Peut-être qu’attendre d’elle qu’elle tienne tête à Mei ou à moi dans un combat serait excessif, mais si elle avait été une combattante au corps à corps assez féroce pour surpasser Elma, ou un médecin doté d’une technologie médicale de pointe, ou une guerrière psionique époustouflante, j’aurais été tout à fait disposé à la supplier de rejoindre notre équipage.
Tinia n’avait pas de telles compétences. Certes, sa magie était puissante et m’avait sauvé la vie… mais elle n’était pas meilleure que la nanomédecine ou les capsules de soin, et ses sorts offensifs n’étaient pas plus puissants ou polyvalents que les fusils et les pistolets laser. Elle avait des compétences impressionnantes en matière de survie, mais seulement dans les forêts de Thêta. Elle ne pouvait pas appliquer ces compétences ailleurs. Je trouvais son caractère et sa personnalité parfaits, mais pour parler franchement, elle n’était pas assez douée pour faire partie de l’équipage.
Alors que je pensais à Tinia, la graine que j’avais entre les mains se mit soudainement à trembler.

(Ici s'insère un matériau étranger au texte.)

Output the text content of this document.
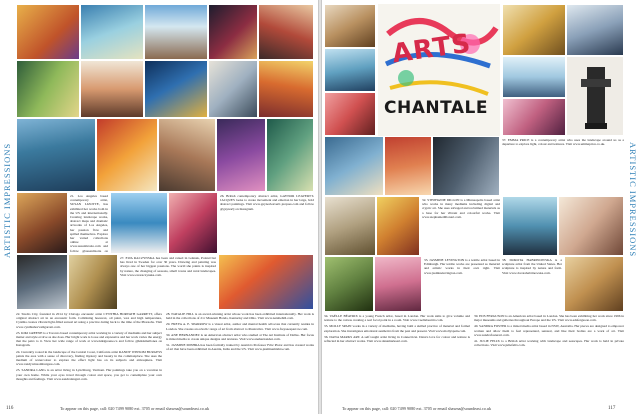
ARTISTIC IMPRESSIONS	21. Los Angeles based contemporary artist, SUSAN LIZOTTE, has exhibited her works both in the US and internationally. Creating landscape works, abstract maps and dramatic artworks of Los Angeles, her passion flow and spilled themselves. Explore her varied collections online at www.susanlizotte.com and follow @susanlizotte on
26. British contemporary abstract artist, GAYNOR LEAVERTT-JACQUES looks to create movement and emotion in her large, bold abstract paintings. Visit www.gaynorleavertt-jacques.com and follow @gaynorlj on Instagram.
27. EWA RACZYNSKA has been and raised in Gdansk, Poland but has lived in Sweden for over 30 years. Drawing and painting was always one of her biggest passions. The world she paints is inspired by nature, the changing of seasons, small towns and rural landscapes. Visit www.ewaraczynska.com.
22. Studio City, founded in 2014 by Chicago encaustic artist CYNTHIA HORVATH GARRETT, offers original abstract art in an encaustic form. Combining beeswax, oil paint, wax and high temperature, Cynthia creates vibrant light-filled surreal art using a practice dating back to the time of the Pharaohs. Visit www.cynthiahorvathgarrett.com.
23. KIKI GREENE is a Toronto based contemporary artist working in a variety of mediums and her subject matter and style evolve as she does. Her bright work is loose and expressive and her work varies the energy that the pairs to it. View her wide range of work at www.kikigreene.ca and follow @kikismallones on Instagram.
24. Currently rooted in the landscape of the Central Coast, California artist RANDY WINSOM BURGESS paints the area with a sense of discovery, finding mystery and beauty in the commonplace. She uses the medium of watercolour to explore the effect light has on its subjects and atmosphere. Visit www.randywinsomburgess.com.
25. SANDRA LANG is an artist living in Lynchburg, Vermont. Her paintings take you on a vacation in your own home. While your eyes travel through colour and space, you get to contemplate your own thoughts and feelings. Visit www.sandralangart.com.
28. NATALIE HILL is an award-winning artist whose work has been exhibited internationally. Her work is held in the collections of 21c Museum Hotels, Kentucky and Ohio. Visit www.nataliehill.com.
29. FREYA A. E. SPARROW is a visual artist, author and mental health advocate that currently resides in London. She creates an eclectic range of art from abstract to illustrative. Visit www.freyaaesparrow.com.
30. ANE HERNANDEZ is an American abstract artist who studied at The Art Institute of Dallas. Her focus is mixed media to create unique designs and textures. Visit www.anehernandez.com.
31. JASMINE MISHRA has been formally trained by Austria's Professor Fritz Pistor and has created works of art that have been exhibited in Austria, India and the US. Visit www.jasminemishra.com.
116	To appear on this page, call: 020 7499 9080 ext. 3705 or email shawna@soundeast.co.uk
ARTISTIC IMPRESSIONS
ARTS
CHANTALE
37. EMMA PRICE is a contemporary artist who uses the landscape around us as a departure to explore light, colour and textures. Visit www.emmaprice.co.uk.
32. STEPHANIE DILLON is a Minneapolis based artist who works in many mediums including digital and cryptic art. She uses salvaged and reclaimed materials as a base for her vibrant and colourful works. Visit www.stephaniedillonart.com.
33. JASMINE LEVINGTON is a textile artist based in Edinburgh. Her textile works are presented as material and artistic works in their own right. Visit www.jasminelevington.com.
38. DOROTA HABRINOWSKA is a sculpture artist from the United States. Her sculpture is inspired by nature and form. Visit www.dorotahabrinowska.com.
34. VAËLLE BÉATRIX is a young French artist, based in London. Her work aims to give volume and texture to the canvas creating a real focal point in a room. Visit www.vaellebeatrix.com.
35. MOLLY SPAIN works in a variety of mediums, having built a skilled practice of material and formal exploration. She investigates emotional aesthetics from the past and present. Visit www.mollyspain.com.
36. DANA MARKS ART. A self taught artist living in Connecticut. Dana's love for colour and texture is reflected in her abstract works. Visit www.danamarksart.com.
39. EDS FERGUSON is an American artist based in London. She has been exhibiting her work since 1996 in major museums and galleries throughout Europe and the US. Visit www.edsferguson.com.
40. SANDRA FOSTER is a mixed media artist based in NSW, Australia. Her pieces are designed to empower women and allow them to feel represented, sensual, and like their bodies are a work of art. Visit www.sandrafosterart.com.
41. JULIE FELIX is a British artist working with landscape and seascapes. Her work is held in private collections. Visit www.juliefelix.com.
To appear on this page, call: 020 7499 9080 ext. 3705 or email shawna@soundeast.co.uk	117
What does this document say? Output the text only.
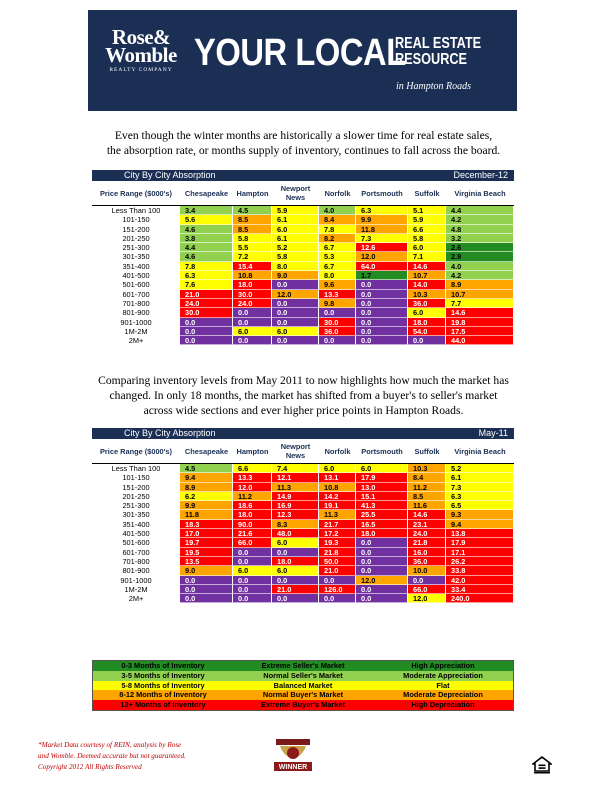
Rose&
Womble
REALTY COMPANY YOUR LOCAL
REAL ESTATE
RESOURCE
in Hampton Roads
Even though the winter months are historically a slower time for real estate sales,
the absorption rate, or months supply of inventory, continues to fall across the board.
City By City Absorption	December-12
Price Range ($000's)	Chesapeake	Hampton	Newport News	Norfolk	Portsmouth	Suffolk	Virginia Beach
Less Than 100	3.4	4.5	5.9	4.0	6.3	5.1	4.4
101-150	5.6	8.5	6.1	8.4	9.9	5.9	4.2
151-200	4.6	8.5	6.0	7.8	11.8	6.6	4.8
201-250	3.8	5.8	6.1	8.2	7.3	5.8	3.2
251-300	4.4	5.5	5.2	6.7	12.6	6.0	2.6
301-350	4.6	7.2	5.8	5.3	12.0	7.1	2.9
351-400	7.8	15.4	8.0	6.7	64.0	14.6	4.0
401-500	6.3	10.8	9.0	8.0	1.7	10.7	4.2
501-600	7.6	18.0	0.0	9.6	0.0	14.0	8.9
601-700	21.0	30.0	12.0	13.3	0.0	10.3	10.7
701-800	24.0	24.0	0.0	9.8	0.0	36.0	7.7
801-900	30.0	0.0	0.0	0.0	0.0	6.0	14.6
901-1000	0.0	0.0	0.0	30.0	0.0	18.0	19.8
1M-2M	0.0	6.0	6.0	36.0	0.0	54.0	17.5
2M+	0.0	0.0	0.0	0.0	0.0	0.0	44.0
Comparing inventory levels from May 2011 to now highlights how much the market has
changed. In only 18 months, the market has shifted from a buyer's to seller's market
across wide sections and ever higher price points in Hampton Roads.
City By City Absorption	May-11
Price Range ($000's)	Chesapeake	Hampton	Newport News	Norfolk	Portsmouth	Suffolk	Virginia Beach
Less Than 100	4.5	6.6	7.4	6.0	6.0	10.3	5.2
101-150	9.4	13.3	12.1	13.1	17.9	8.4	6.1
151-200	8.9	12.0	11.3	10.8	13.0	11.2	7.3
201-250	6.2	11.2	14.9	14.2	15.1	8.5	6.3
251-300	9.9	18.6	16.9	19.1	41.3	11.6	6.5
301-350	11.8	18.0	12.3	11.3	25.5	14.6	9.3
351-400	18.3	90.0	8.3	21.7	16.5	23.1	9.4
401-500	17.0	21.6	48.0	17.2	18.0	24.0	13.8
501-600	19.7	66.0	6.0	19.3	0.0	21.8	17.9
601-700	19.5	0.0	0.0	21.8	0.0	16.0	17.1
701-800	13.5	0.0	18.0	50.0	0.0	36.0	26.2
801-900	9.0	6.0	6.0	21.0	0.0	10.0	33.8
901-1000	0.0	0.0	0.0	0.0	12.0	0.0	42.0
1M-2M	0.0	0.0	21.0	126.0	0.0	66.0	33.4
2M+	0.0	0.0	0.0	0.0	0.0	12.0	240.0
0-3 Months of Inventory	Extreme Seller's Market	High Appreciation
3-5 Months of Inventory	Normal Seller's Market	Moderate Appreciation
5-8 Months of Inventory	Balanced Market	Flat
8-12 Months of Inventory	Normal Buyer's Market	Moderate Depreciation
12+ Months of Inventory	Extreme Buyer's Market	High Depreciation
*Market Data courtesy of REIN, analysis by Rose
and Womble. Deemed accurate but not guaranteed.
Copyright 2012 All Rights Reserved	WINNER
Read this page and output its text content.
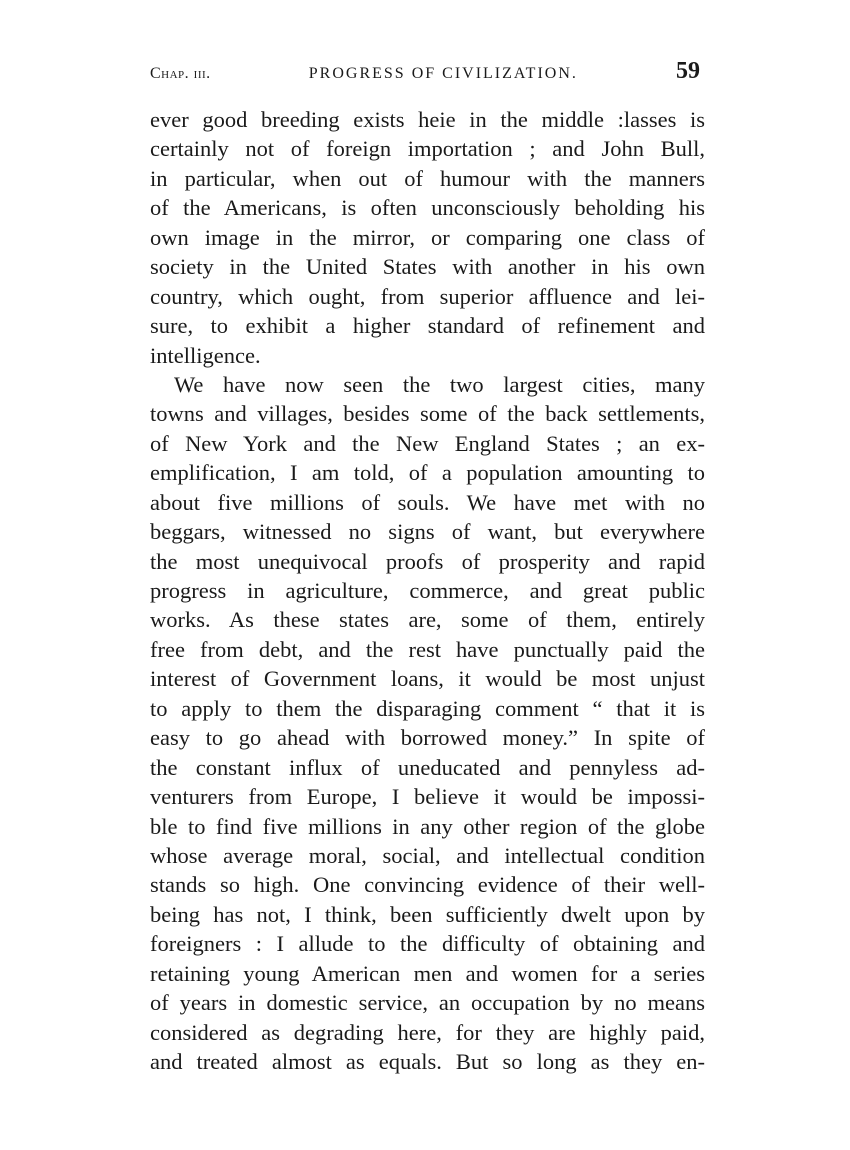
Chap. iii.	PROGRESS OF CIVILIZATION.	59
ever good breeding exists heie in the middle :lasses is
certainly not of foreign importation ; and John Bull,
in particular, when out of humour with the manners
of the Americans, is often unconsciously beholding his
own image in the mirror, or comparing one class of
society in the United States with another in his own
country, which ought, from superior affluence and lei-
sure, to exhibit a higher standard of refinement and
intelligence.
We have now seen the two largest cities, many
towns and villages, besides some of the back settlements,
of New York and the New England States ; an ex-
emplification, I am told, of a population amounting to
about five millions of souls. We have met with no
beggars, witnessed no signs of want, but everywhere
the most unequivocal proofs of prosperity and rapid
progress in agriculture, commerce, and great public
works. As these states are, some of them, entirely
free from debt, and the rest have punctually paid the
interest of Government loans, it would be most unjust
to apply to them the disparaging comment “ that it is
easy to go ahead with borrowed money.” In spite of
the constant influx of uneducated and pennyless ad-
venturers from Europe, I believe it would be impossi-
ble to find five millions in any other region of the globe
whose average moral, social, and intellectual condition
stands so high. One convincing evidence of their well-
being has not, I think, been sufficiently dwelt upon by
foreigners : I allude to the difficulty of obtaining and
retaining young American men and women for a series
of years in domestic service, an occupation by no means
considered as degrading here, for they are highly paid,
and treated almost as equals. But so long as they en-
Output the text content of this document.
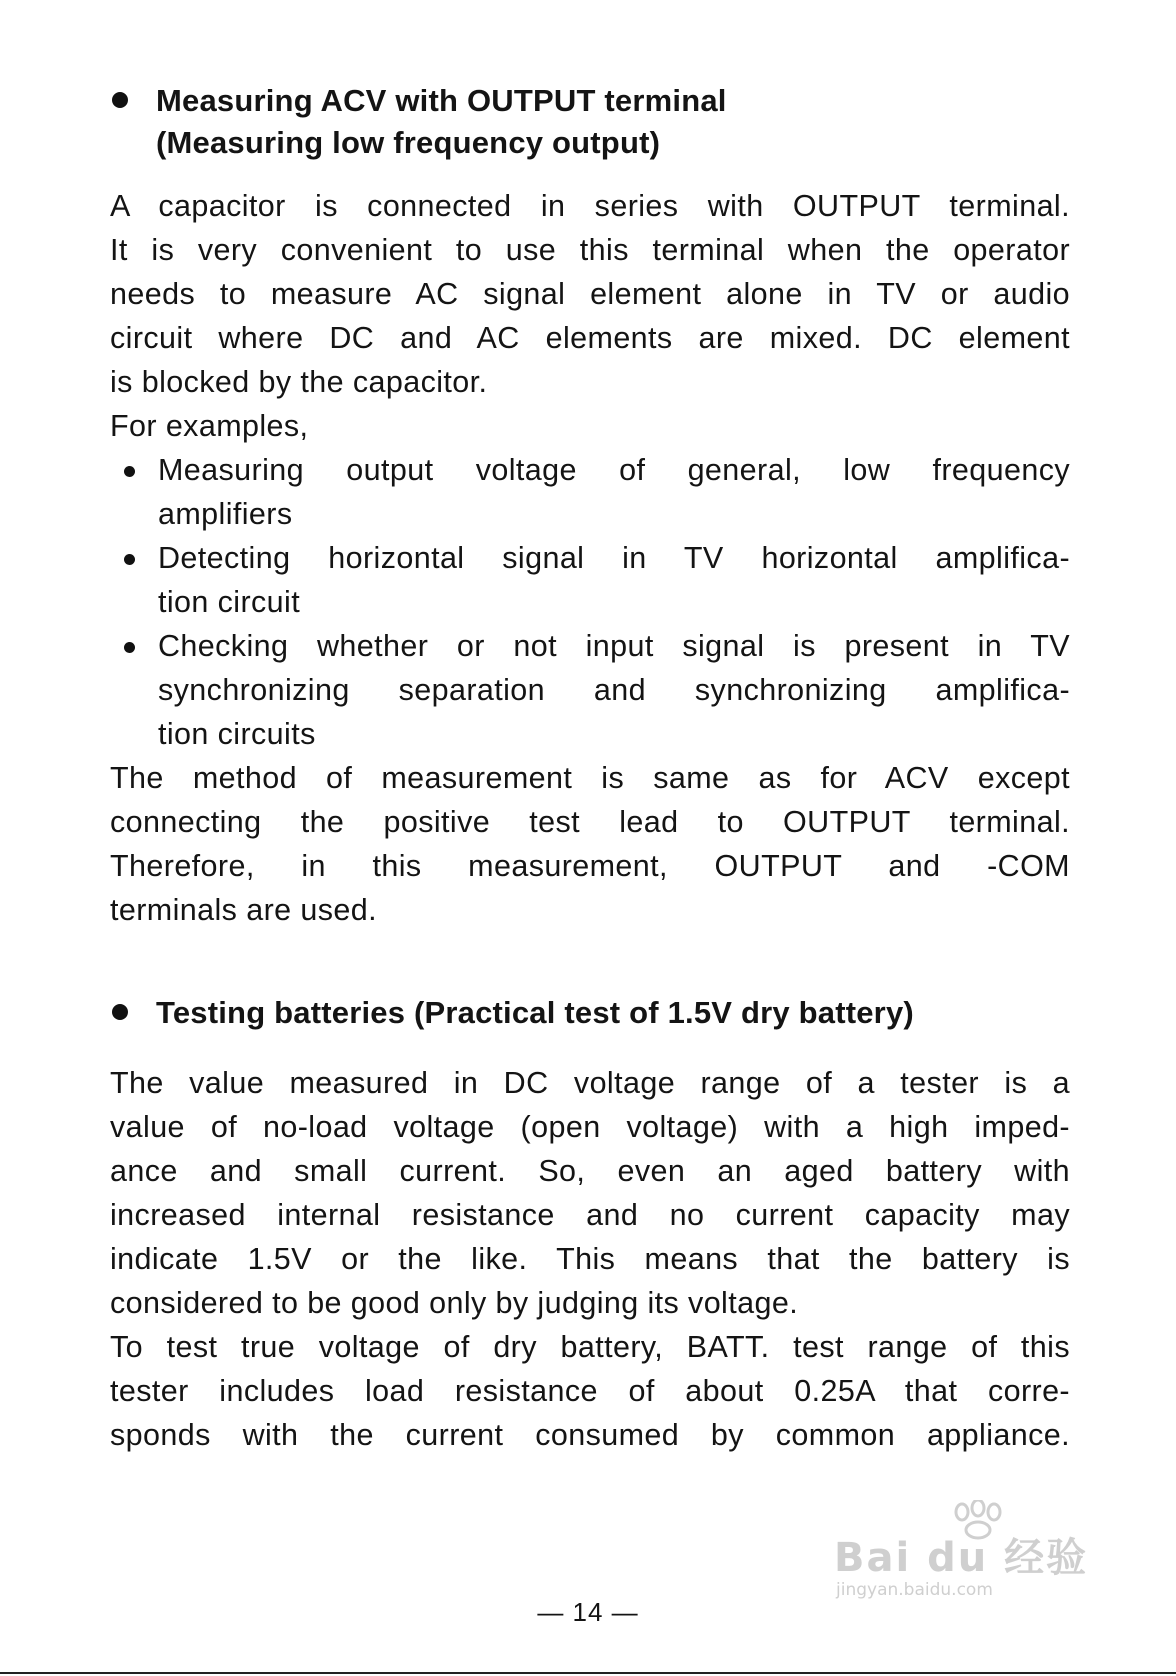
Measuring ACV with OUTPUT terminal
(Measuring low frequency output)
A capacitor is connected in series with OUTPUT terminal.
It is very convenient to use this terminal when the operator
needs to measure AC signal element alone in TV or audio
circuit where DC and AC elements are mixed. DC element
is blocked by the capacitor.
For examples,
Measuring output voltage of general, low frequency
amplifiers
Detecting horizontal signal in TV horizontal amplifica-
tion circuit
Checking whether or not input signal is present in TV
synchronizing separation and synchronizing amplifica-
tion circuits
The method of measurement is same as for ACV except
connecting the positive test lead to OUTPUT terminal.
Therefore, in this measurement, OUTPUT and -COM
terminals are used.
Testing batteries (Practical test of 1.5V dry battery)
The value measured in DC voltage range of a tester is a
value of no-load voltage (open voltage) with a high imped-
ance and small current. So, even an aged battery with
increased internal resistance and no current capacity may
indicate 1.5V or the like. This means that the battery is
considered to be good only by judging its voltage.
To test true voltage of dry battery, BATT. test range of this
tester includes load resistance of about 0.25A that corre-
sponds with the current consumed by common appliance.
Bai du 经验
jingyan.baidu.com
— 14 —
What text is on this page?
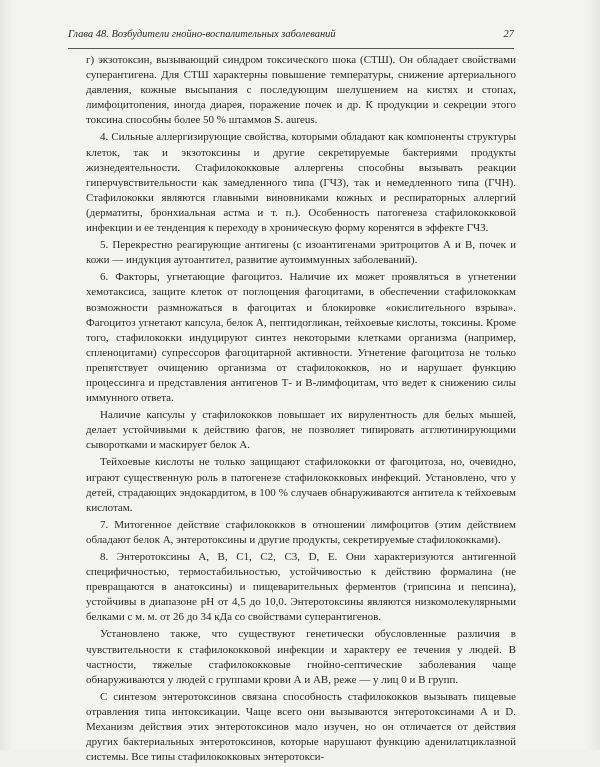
Глава 48. Возбудители гнойно-воспалительных заболеваний	27

г) экзотоксин, вызывающий синдром токсического шока (СТШ). Он обладает свойствами суперантигена. Для СТШ характерны повышение температуры, снижение артериального давления, кожные высыпания с последующим шелушением на кистях и стопах, лимфоцитопения, иногда диарея, поражение почек и др. К продукции и секреции этого токсина способны более 50 % штаммов S. aureus.

4. Сильные аллергизирующие свойства, которыми обладают как компоненты структуры клеток, так и экзотоксины и другие секретируемые бактериями продукты жизнедеятельности. Стафилококковые аллергены способны вызывать реакции гиперчувствительности как замедленного типа (ГЧЗ), так и немедленного типа (ГЧН). Стафилококки являются главными виновниками кожных и респираторных аллергий (дерматиты, бронхиальная астма и т. п.). Особенность патогенеза стафилококковой инфекции и ее тенденция к переходу в хроническую форму коренятся в эффекте ГЧЗ.

5. Перекрестно реагирующие антигены (с изоантигенами эритроцитов А и В, почек и кожи — индукция аутоантител, развитие аутоиммунных заболеваний).

6. Факторы, угнетающие фагоцитоз. Наличие их может проявляться в угнетении хемотаксиса, защите клеток от поглощения фагоцитами, в обеспечении стафилококкам возможности размножаться в фагоцитах и блокировке «окислительного взрыва». Фагоцитоз угнетают капсула, белок А, пептидогликан, тейхоевые кислоты, токсины. Кроме того, стафилококки индуцируют синтез некоторыми клетками организма (например, спленоцитами) супрессоров фагоцитарной активности. Угнетение фагоцитоза не только препятствует очищению организма от стафилококков, но и нарушает функцию процессинга и представления антигенов Т- и В-лимфоцитам, что ведет к снижению силы иммунного ответа.

Наличие капсулы у стафилококков повышает их вирулентность для белых мышей, делает устойчивыми к действию фагов, не позволяет типировать агглютинирующими сыворотками и маскирует белок А.

Тейхоевые кислоты не только защищают стафилококки от фагоцитоза, но, очевидно, играют существенную роль в патогенезе стафилококковых инфекций. Установлено, что у детей, страдающих эндокардитом, в 100 % случаев обнаруживаются антитела к тейхоевым кислотам.

7. Митогенное действие стафилококков в отношении лимфоцитов (этим действием обладают белок А, энтеротоксины и другие продукты, секретируемые стафилококками).

8. Энтеротоксины А, В, С1, С2, С3, D, Е. Они характеризуются антигенной специфичностью, термостабильностью, устойчивостью к действию формалина (не превращаются в анатоксины) и пищеварительных ферментов (трипсина и пепсина), устойчивы в диапазоне pH от 4,5 до 10,0. Энтеротоксины являются низкомолекулярными белками с м. м. от 26 до 34 кДа со свойствами суперантигенов.

Установлено также, что существуют генетически обусловленные различия в чувствительности к стафилококковой инфекции и характеру ее течения у людей. В частности, тяжелые стафилококковые гнойно-септические заболевания чаще обнаруживаются у людей с группами крови А и АВ, реже — у лиц 0 и В групп.

С синтезом энтеротоксинов связана способность стафилококков вызывать пищевые отравления типа интоксикации. Чаще всего они вызываются энтеротоксинами А и D. Механизм действия этих энтеротоксинов мало изучен, но он отличается от действия других бактериальных энтеротоксинов, которые нарушают функцию аденилатциклазной системы. Все типы стафилококковых энтеротокси-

Elle l’avait déjà fait parfois, mais cette fois-ci, c’était un peu anormal.
« Hm ? »
« Se passe-t-il quelque chose ? » demanda Tinia.
« Eh bien, c’est sûr que ça vibre… Wôw ! »
Il y eut un grand bruit de craquement alors que des fissures traversaient la graine sacrée. Quelque chose commença à sortir en se tortillant. D’accord, pas « quelque chose ». Il s’agit manifestement d’un bourgeon. Un bourgeon avait émergé de la graine de la taille d’un ballon de football. Il ressemblait un peu à une noix de coco en train de germer, bien que le rapport entre le fruit et la graine ne soit pas du tout le même.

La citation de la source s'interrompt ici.